On 11/21/2006 10:42 AM, Rauber, Joel wrote:

| I understand that lots of people (including apparently the folks at
| NIST) want weight to be the same thing as gravitational
| force, but I have yet to hear one compelling reason for that.
|

That's not how I read the following:

"According to NIST (http://physics.nist.gov/Pubs/SP811/sec08.html) - the
closest we have in the US to an "official definition":


"In science and technology, the weight of a body in a particular
reference frame is defined as the force that gives the body an
acceleration equal to the local acceleration of free fall in that
reference frame . . ."

Doesn't this say that the weight of an astronaught is zero in the rest
frame of the orbiting shuttle, since the local free-fall acceleration is
zero in that frame. Therefore the force to give it that acceleration is
zero, i.e. weightless??

It is conventional and IMHO reasonable to say that the astronaut
is weightless in the reference frame comoving with the orbiting
spacecraft.

The only slight risk of confusion arises when we try to connect
"weight" with "force of gravity". The question is whether the "force
of gravity" should include:
a) all types of acceleration of the reference frame, in accordance
with the equivalence principle, or
b) only the GM/r^2 acceleration, in accordance with the law of
"universal" gravitation.

In each case, the ideas are clear; AFAICT the only problem arises
from ambiguous terminology; what do we mean by _gravity_? There
two reasonable but inequivalent answers.

If we are confused by this, talking amongst ourselves, just imagine
how confused the students must be!

Many textbooks are shamelessly inconsistent about this. In the
chapter on universal gravitation they use the terms one way, and
then in other chapters, including anything that involves practical
weighing, they use the terms the other way.

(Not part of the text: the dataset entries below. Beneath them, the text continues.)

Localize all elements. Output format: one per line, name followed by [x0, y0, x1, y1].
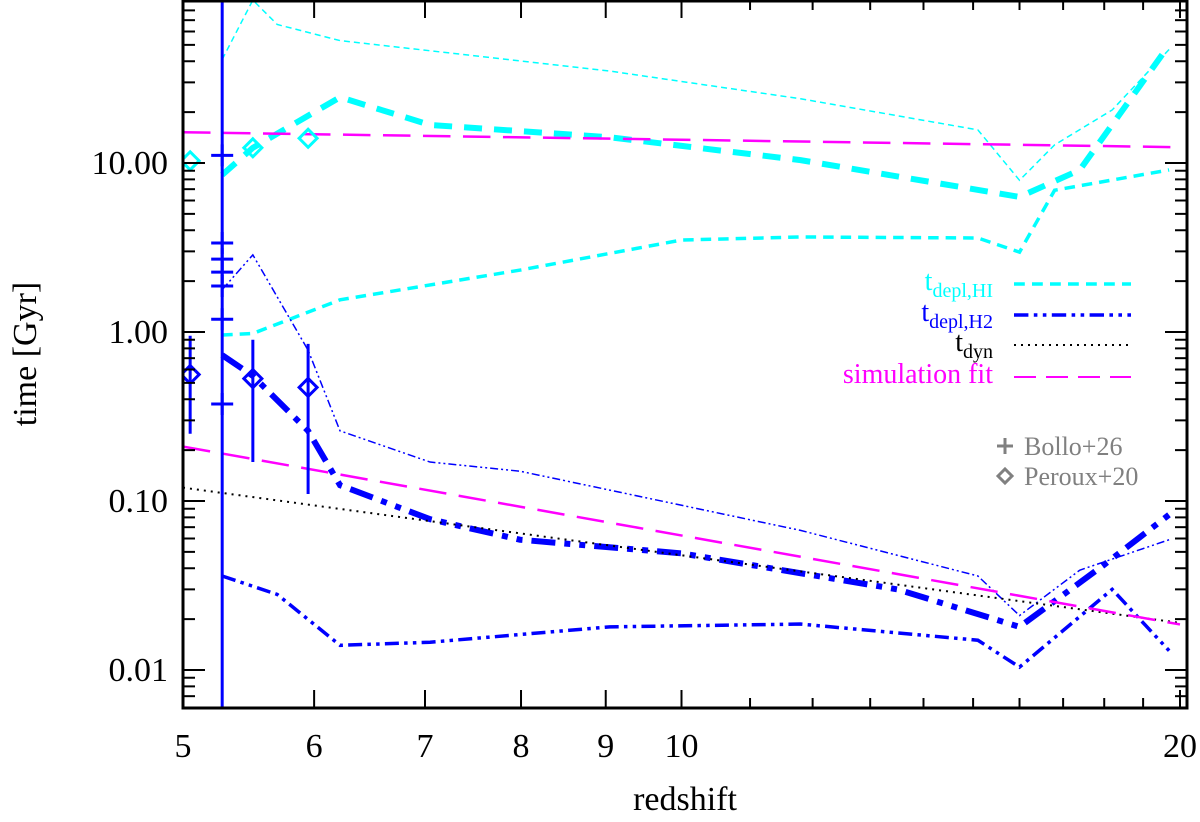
legend-label: Bollo+26 — [1024, 432, 1122, 461]
series-line-8 — [183, 445, 1181, 626]
plot-frame — [181, 0, 1189, 710]
series-line-7 — [183, 131, 1181, 149]
y-tick-label: 0.01 — [109, 652, 169, 689]
x-tick-label: 10 — [665, 728, 699, 765]
series-layer — [183, 0, 1181, 670]
series-line-0 — [220, 43, 1172, 201]
data-point-plus — [211, 308, 234, 331]
legend-marker-plus — [997, 438, 1013, 454]
data-point-plus — [211, 144, 234, 167]
series-line-2 — [222, 168, 1170, 337]
series-line-3 — [220, 352, 1171, 631]
x-axis-label: redshift — [633, 781, 737, 817]
x-tick-label: 8 — [513, 728, 530, 765]
data-point-diamond — [241, 136, 264, 159]
y-tick-label: 0.10 — [109, 483, 169, 520]
data-point-plus — [211, 275, 234, 298]
y-tick-label: 10.00 — [92, 145, 169, 182]
series-line-5 — [221, 574, 1171, 670]
series-line-4 — [221, 253, 1170, 617]
legend-label: tdepl,H2 — [921, 297, 993, 333]
y-axis-label: time [Gyr] — [7, 282, 44, 426]
legend-label: tdepl,HI — [925, 266, 993, 302]
data-point-diamond — [183, 149, 202, 172]
x-tick-label: 20 — [1163, 728, 1197, 765]
y-tick-label: 1.00 — [109, 314, 169, 351]
observations-layer — [183, 0, 320, 708]
axis-ticks: 5 6 7 8 9 10 20 0.01 0.10 1.00 10.00 — [92, 1, 1197, 765]
x-tick-label: 7 — [416, 728, 433, 765]
data-point-plus — [211, 392, 234, 415]
series-line-1 — [221, 0, 1170, 182]
x-tick-label: 9 — [597, 728, 614, 765]
data-point-diamond — [241, 367, 264, 390]
x-tick-label: 6 — [306, 728, 323, 765]
legend-marker-diamond — [995, 466, 1015, 486]
x-tick-label: 5 — [175, 728, 192, 765]
data-point-diamond — [296, 127, 320, 150]
legend-label: tdyn — [955, 327, 993, 363]
data-point-diamond — [296, 376, 320, 399]
legend-label: simulation fit — [843, 359, 993, 390]
legend-label: Peroux+20 — [1024, 462, 1138, 491]
series-line-6 — [183, 486, 1181, 624]
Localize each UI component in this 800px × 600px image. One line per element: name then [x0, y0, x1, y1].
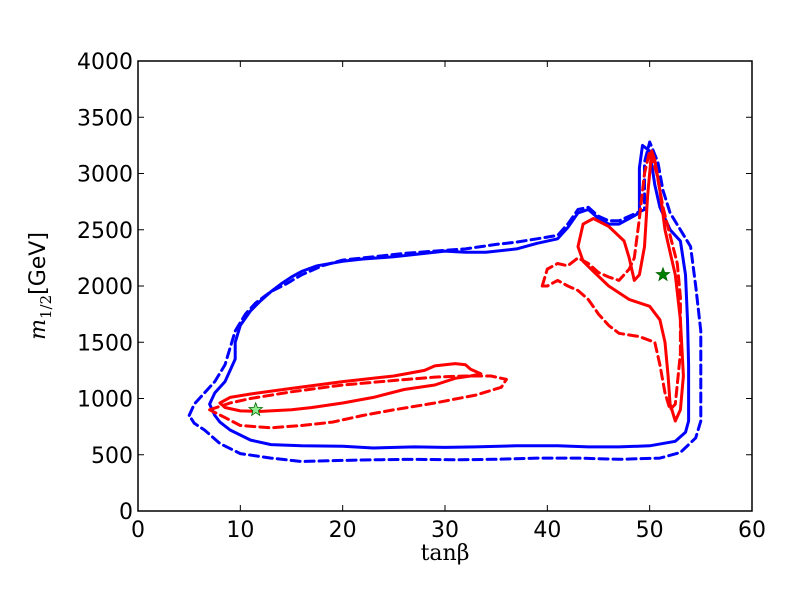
y-tick-label: 1500: [77, 331, 133, 356]
x-tick-label: 60: [738, 518, 766, 543]
y-tick-label: 4000: [77, 50, 133, 75]
contour-3: [218, 362, 483, 413]
marker-layer: [247, 266, 671, 417]
contour-6: [540, 149, 682, 412]
y-tick-label: 500: [91, 444, 133, 469]
y-tick-label: 2000: [77, 275, 133, 300]
y-tick-label: 0: [119, 500, 133, 525]
x-tick-label: 10: [226, 518, 254, 543]
y-tick-label: 1000: [77, 388, 133, 413]
y-tick-label: 2500: [77, 219, 133, 244]
contour-layer: [187, 140, 703, 463]
x-tick-label: 40: [533, 518, 561, 543]
x-tick-label: 50: [636, 518, 664, 543]
contour-5: [576, 149, 685, 423]
y-tick-label: 3000: [77, 163, 133, 188]
star-marker-1: [247, 401, 264, 417]
y-tick-label: 3500: [77, 106, 133, 131]
x-tick-label: 20: [329, 518, 357, 543]
contour-2: [187, 140, 703, 463]
x-axis-label: tanβ: [421, 541, 470, 566]
contour-4: [208, 374, 508, 430]
y-axis-label-symbol: m: [26, 319, 51, 340]
tick-layer: 0 10 20 30 40 50 60 0 500 1000 1500 2000 2500 3000 350…: [77, 50, 766, 543]
x-tick-label: 0: [131, 518, 145, 543]
y-axis-label-subscript: 1/2: [37, 295, 55, 319]
y-axis-label: m1/2[GeV]: [26, 232, 55, 340]
x-tick-label: 30: [431, 518, 459, 543]
y-axis-label-unit: [GeV]: [26, 232, 51, 295]
star-marker-2: [655, 266, 671, 282]
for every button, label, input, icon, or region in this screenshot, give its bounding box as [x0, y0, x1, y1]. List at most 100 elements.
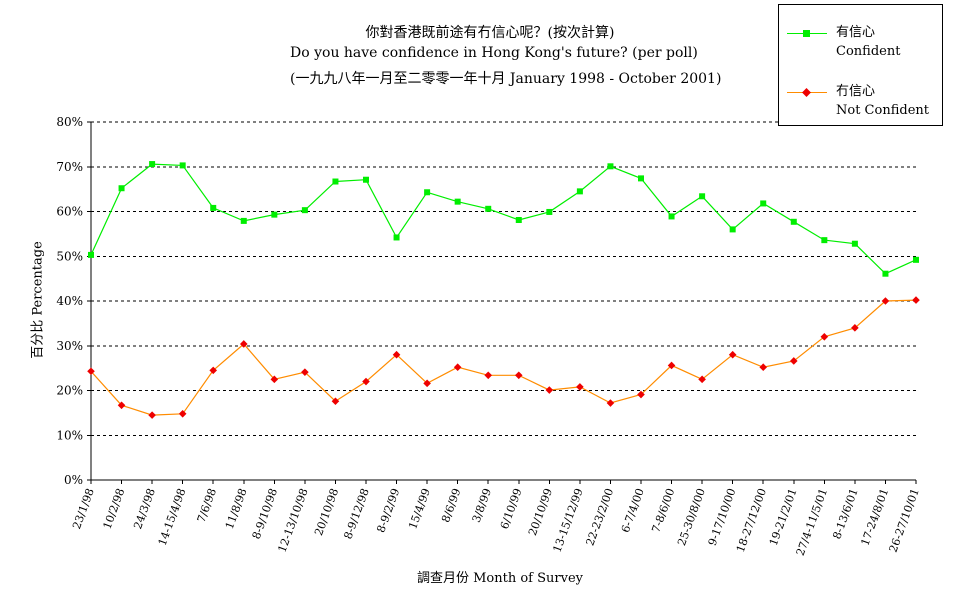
data-point-not-confident — [759, 363, 768, 372]
data-point-confident — [149, 161, 156, 168]
legend-item-confident: 有信心 Confident — [779, 23, 944, 59]
data-point-confident — [790, 218, 797, 225]
x-tick-label: 13-15/12/99 — [551, 487, 586, 555]
data-point-confident — [760, 200, 767, 207]
x-tick-label: 8-9/12/98 — [341, 487, 371, 541]
square-marker-icon — [803, 30, 810, 37]
y-tick-label: 60% — [56, 205, 83, 219]
data-point-confident — [210, 204, 217, 211]
data-point-not-confident — [239, 340, 248, 348]
x-tick-label: 8-9/2/99 — [374, 487, 402, 535]
data-point-confident — [88, 251, 94, 258]
x-tick-label: 9-17/10/00 — [706, 487, 739, 548]
y-tick-label: 40% — [56, 294, 83, 308]
series-confident — [88, 161, 919, 277]
data-point-not-confident — [453, 363, 462, 372]
data-point-not-confident — [331, 397, 340, 406]
x-tick-label: 10/2/98 — [101, 487, 128, 531]
x-tick-label: 25-30/8/00 — [675, 487, 708, 548]
y-tick-label: 0% — [64, 473, 83, 487]
x-tick-label: 22-23/2/00 — [583, 487, 616, 548]
y-tick-labels: 0% 10% 20% 30% 40% 50% 60% 70% 80% — [56, 115, 83, 487]
x-tick-label: 23/1/98 — [70, 487, 97, 531]
data-point-confident — [454, 198, 461, 205]
x-tick-label: 19-21/2/01 — [767, 487, 800, 548]
x-tick-label: 8-9/10/98 — [250, 487, 280, 541]
legend-label-confident: 有信心 Confident — [836, 23, 900, 61]
data-point-not-confident — [606, 399, 615, 407]
x-tick-label: 14-15/4/98 — [156, 487, 189, 548]
x-tick-label: 27/4-11/5/01 — [794, 487, 830, 558]
x-tick-label: 7/6/98 — [195, 487, 219, 525]
legend-label-not-confident: 冇信心 Not Confident — [836, 82, 929, 120]
data-point-not-confident — [148, 411, 156, 419]
series-line — [90, 299, 917, 416]
data-point-not-confident — [209, 366, 218, 375]
x-tick-label: 26-27/10/01 — [887, 487, 922, 555]
x-tick-label: 8-13/6/01 — [830, 487, 860, 541]
data-point-not-confident — [178, 409, 187, 418]
x-tick-label: 17-24/8/01 — [858, 487, 891, 548]
data-point-confident — [729, 226, 736, 233]
data-point-not-confident — [270, 375, 279, 384]
chart-title-zh: 你對香港既前途有冇信心呢？(按次計算) — [365, 25, 615, 41]
legend-swatch-not-confident — [787, 88, 827, 98]
x-tick-label: 3/8/99 — [470, 487, 494, 525]
data-point-not-confident — [117, 401, 126, 410]
y-tick-label: 70% — [56, 160, 83, 174]
legend-item-not-confident: 冇信心 Not Confident — [779, 82, 944, 118]
x-tick-label: 6/10/99 — [498, 487, 525, 531]
legend-swatch-confident — [787, 29, 827, 39]
x-tick-label: 11/8/98 — [223, 487, 250, 531]
x-tick-label: 24/3/98 — [131, 487, 158, 531]
legend-label-confident-en: Confident — [836, 44, 901, 59]
data-point-not-confident — [912, 296, 920, 304]
data-point-confident — [638, 175, 644, 182]
x-tick-label: 20/10/98 — [312, 487, 341, 538]
data-point-not-confident — [881, 297, 890, 305]
y-tick-label: 10% — [56, 428, 83, 442]
x-tick-label: 20/10/99 — [526, 487, 555, 538]
chart-title-range: (一九九八年一月至二零零一年十月 January 1998 - October … — [290, 71, 722, 87]
x-tick-label: 8/6/99 — [439, 487, 463, 525]
y-axis-label: 百分比 Percentage — [30, 241, 46, 359]
data-point-confident — [179, 162, 186, 169]
data-point-confident — [485, 205, 492, 212]
data-point-not-confident — [423, 379, 431, 388]
series — [87, 161, 920, 419]
data-point-not-confident — [362, 377, 370, 386]
data-point-confident — [668, 213, 675, 220]
data-point-confident — [821, 237, 828, 244]
data-point-confident — [851, 240, 858, 247]
series-not-confident — [87, 296, 920, 419]
legend-label-not-confident-zh: 冇信心 — [836, 84, 876, 99]
data-point-not-confident — [87, 367, 95, 376]
y-tick-label: 50% — [56, 249, 83, 263]
data-point-not-confident — [667, 361, 676, 370]
data-point-confident — [607, 163, 614, 170]
data-point-not-confident — [545, 386, 554, 394]
data-point-confident — [301, 207, 308, 214]
legend-label-not-confident-en: Not Confident — [836, 103, 929, 118]
data-point-not-confident — [851, 324, 859, 332]
data-point-confident — [424, 189, 431, 196]
x-axis-label: 調查月份 Month of Survey — [416, 571, 584, 586]
legend-label-confident-zh: 有信心 — [836, 25, 876, 40]
data-point-confident — [363, 176, 369, 183]
data-point-not-confident — [484, 371, 493, 380]
data-point-not-confident — [789, 357, 798, 365]
axes — [87, 121, 917, 484]
data-point-not-confident — [637, 390, 645, 399]
data-point-confident — [332, 178, 339, 185]
data-point-not-confident — [698, 375, 706, 384]
data-point-not-confident — [576, 383, 584, 391]
data-point-not-confident — [301, 368, 309, 376]
data-point-confident — [699, 193, 706, 200]
diamond-marker-icon — [802, 88, 811, 97]
x-tick-label: 6-7/4/00 — [619, 487, 647, 535]
data-point-not-confident — [820, 333, 829, 341]
data-point-confident — [882, 270, 889, 277]
gridlines — [91, 121, 916, 436]
data-point-confident — [271, 211, 278, 218]
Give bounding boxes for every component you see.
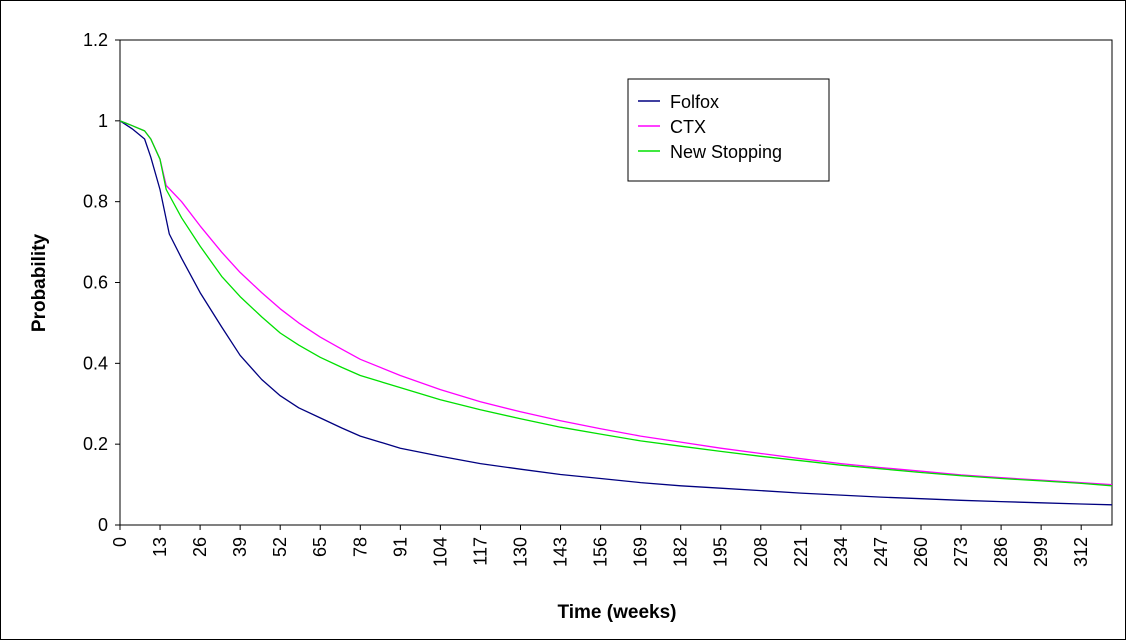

The only way I know to get out of the mess is to define better
terminology. As I mentioned earlier today, I get a lot of mileage
out of the terms
-- N-down (Newtonian down, directed toward the center of the
earth), and
-- E-down (Einsteinian down, as defined by a freely-falling
particle).

Perhaps we can extend this and define N-gravity and E-gravity. The
astronauts in orbit have no E-gravity relative to the spacecraft
frame, but N-gravity still accelerates them toward the center of
the earth.

ISTM that in almost all practical situations, when people talk about
gravity they mean E-gravity. Physicists are sometimes interested in
discussing N-gravity separately, and it is common to discuss N-gravity
in introductory classes, in connection with the GmM/r^2 law.

I understand that it would be simple and elegant if "the" gravity
were defined to be equal to N-gravity ... but such a definition would
be very unconventional and very impractical.